Derp

Just had a duh moment. I’ve been trying to think of how to make a socket wrench style adapter to screw into the end of a servo. This entire time I was looking at it like it would attach to a servo horn. This was an absurd concept seeing as this would mean I was building an adapter for an adapter.

Take a socket wrench (or better yet, one of those adapter to adapter things), cut off the end I want, drill a hole in the non business end, drill a hole for a locking pin. Thread locking pin hole. Add (striations?) to main hole.

Profit.

Really, I should be casting them, but that gets back into a get area of diminishing returns.

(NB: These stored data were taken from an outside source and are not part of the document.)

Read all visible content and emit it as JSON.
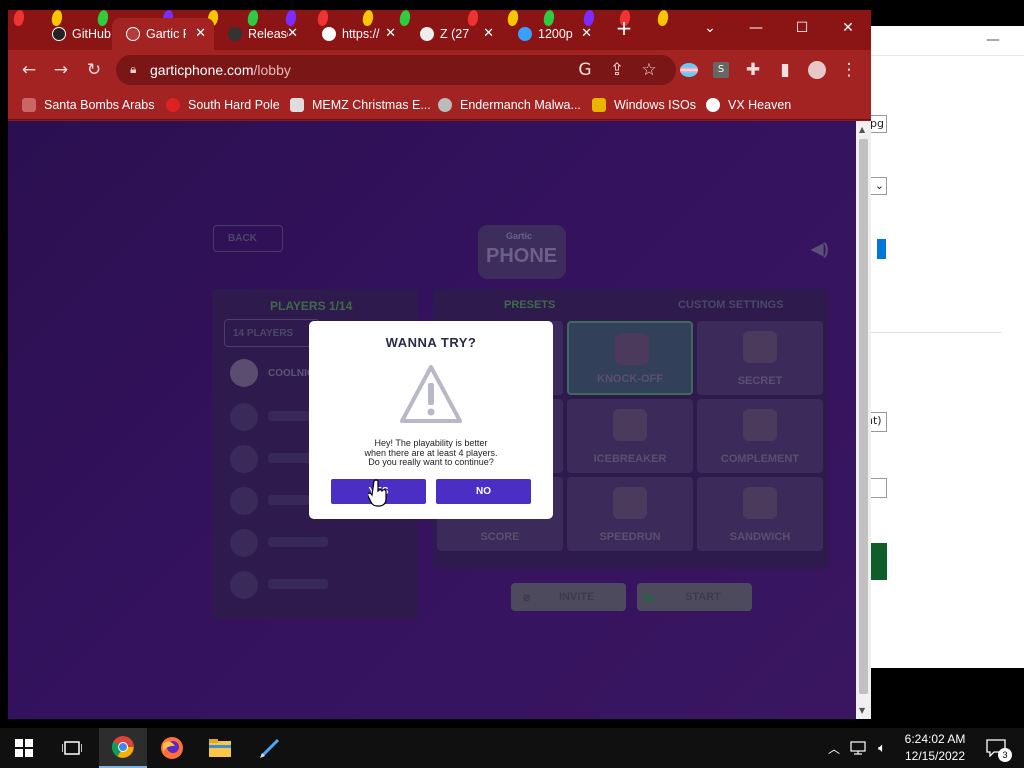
{
  "browser": {
    "tabs": [
      {
        "label": "GitHub",
        "active": false
      },
      {
        "label": "Gartic Phone",
        "active": true
      },
      {
        "label": "Releases",
        "active": false
      },
      {
        "label": "https://",
        "active": false
      },
      {
        "label": "Z (27",
        "active": false
      },
      {
        "label": "1200p",
        "active": false
      }
    ],
    "new_tab": "+",
    "window_controls": {
      "dropdown": "⌄",
      "minimize": "—",
      "maximize": "☐",
      "close": "✕"
    },
    "url_domain": "garticphone.com",
    "url_path": "/lobby",
    "bookmarks": [
      "Santa Bombs Arabs",
      "South Hard Pole",
      "MEMZ Christmas E...",
      "Endermanch Malwa...",
      "Windows ISOs",
      "VX Heaven"
    ],
    "colors": {
      "frame": "#8b1414",
      "toolbar": "#a32222"
    }
  },
  "game": {
    "back_label": "BACK",
    "logo_top": "Gartic",
    "logo_bottom": "PHONE",
    "players_header": "PLAYERS 1/14",
    "players_select": "14 PLAYERS",
    "host_name": "COOLNICK",
    "tab_presets": "PRESETS",
    "tab_custom": "CUSTOM SETTINGS",
    "presets": [
      "",
      "KNOCK-OFF",
      "SECRET",
      "",
      "ICEBREAKER",
      "COMPLEMENT",
      "SCORE",
      "SPEEDRUN",
      "SANDWICH"
    ],
    "invite_label": "INVITE",
    "start_label": "START"
  },
  "modal": {
    "title": "WANNA TRY?",
    "message_line1": "Hey! The playability is better",
    "message_line2": "when there are at least 4 players.",
    "message_line3": "Do you really want to continue?",
    "yes_label": "YES",
    "no_label": "NO",
    "accent": "#4b2fc4"
  },
  "background_window": {
    "field_1": "pg",
    "field_2": "nt)"
  },
  "taskbar": {
    "time": "6:24:02 AM",
    "date": "12/15/2022",
    "notification_count": "3"
  }
}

Update from Nod: I could meet the two ideas in the middle; I could fab in wood.

Organization

Started watching Laura Kampf’s Youtube Channel after seeing her collaboration with Simone Giertz. Her organization is getting me thinking about organizing my own work area. I look at people like Adam Savage, and while it looks awesome and I’m sure its inspiring to many, it doesn’t work for me. I’m not my youthful self where “Anarchy!” rules, but I still disagree with the idea that everything has a place, every tool has a purpose that was built into it, and that maintaining order makes us better.

I believe, in that personal kind of way which refutes reality, that I function best when everything has a place, and everything has purpose. Its a minure distinction, sophistry, but its my difference.

So right now I’m cleaning the den.

Today’s idea of the day

Make pizza dough, replacing the water and yeast with beer immediately prior to bottling. The Hoppy savory  flavor of the beer, activated healthy yeast, winning. Problem, have to brew beer more often. I guess that’s not much of a problem as a call to arms.

Just because

I’ve started to add quotes into a list of (inspirational?) quotes. The things that click with me when I read a book. Once I compile a decent list I’ll add a random quote. I think a good quote is like a good cover song. It isn’t the best indicator of the band doing the cover, but its a great way to introduce a band to someone new.

Shipper’s Dilemma II

The following is a baseline of what I’m thinking, this is what I typed up last night in processing. It doesn’t have the best anything, but its quick and dirty. I need to start fleshing out how each function works, add test scenarios for each section, and then tie the tests together with a known good answer. Then it will be getting a baseline  solution time frame (figure run until the seed maxes out a the biggest integer).

 


// initialize
// create seed start at 0

// function to iterate the rng seed

// function to initialize:
// array of space
// array of pieces
// array of shapes
// i might combine those last two
// probably not

// function to choose piece and orientation
// (despite cubes being cubes these will still have 3 orientations)

// function to fill in array if it can and fail if it can't

// start loop
// iterate
// init

// the inner loop (while fail = false, done != true)
// rng choose piece...
// place piece
// if piece goes out of bounds
// set fail to true
// decrement number of pieces available
// if number of pieces = 0
//set done = true
// loop
// if done = true
// output solution
// wait friggin ever
// loop

Shipper’s Dilemma

I finally got to prototyping (comments only so far) my sooner for this. I think it’s a good way to practice rusty skills, learn new ones, and finally solve that puzzle.
The first iteration still be entirely brute force and implemented in processing. I think I should upload the individual code stages add a way to document where my brain was going.
First stage, manually seeded pseudo-rng with a base good/bad check.
Next, I’m thinking of creating an unhappiness metric. The piece that’s least and has the most holes next to it will be the most unhappy and move to the top of an invisible tunnel. It’s need a big miss than that, but it has potential, especially size I’ll have the brute force to compare to.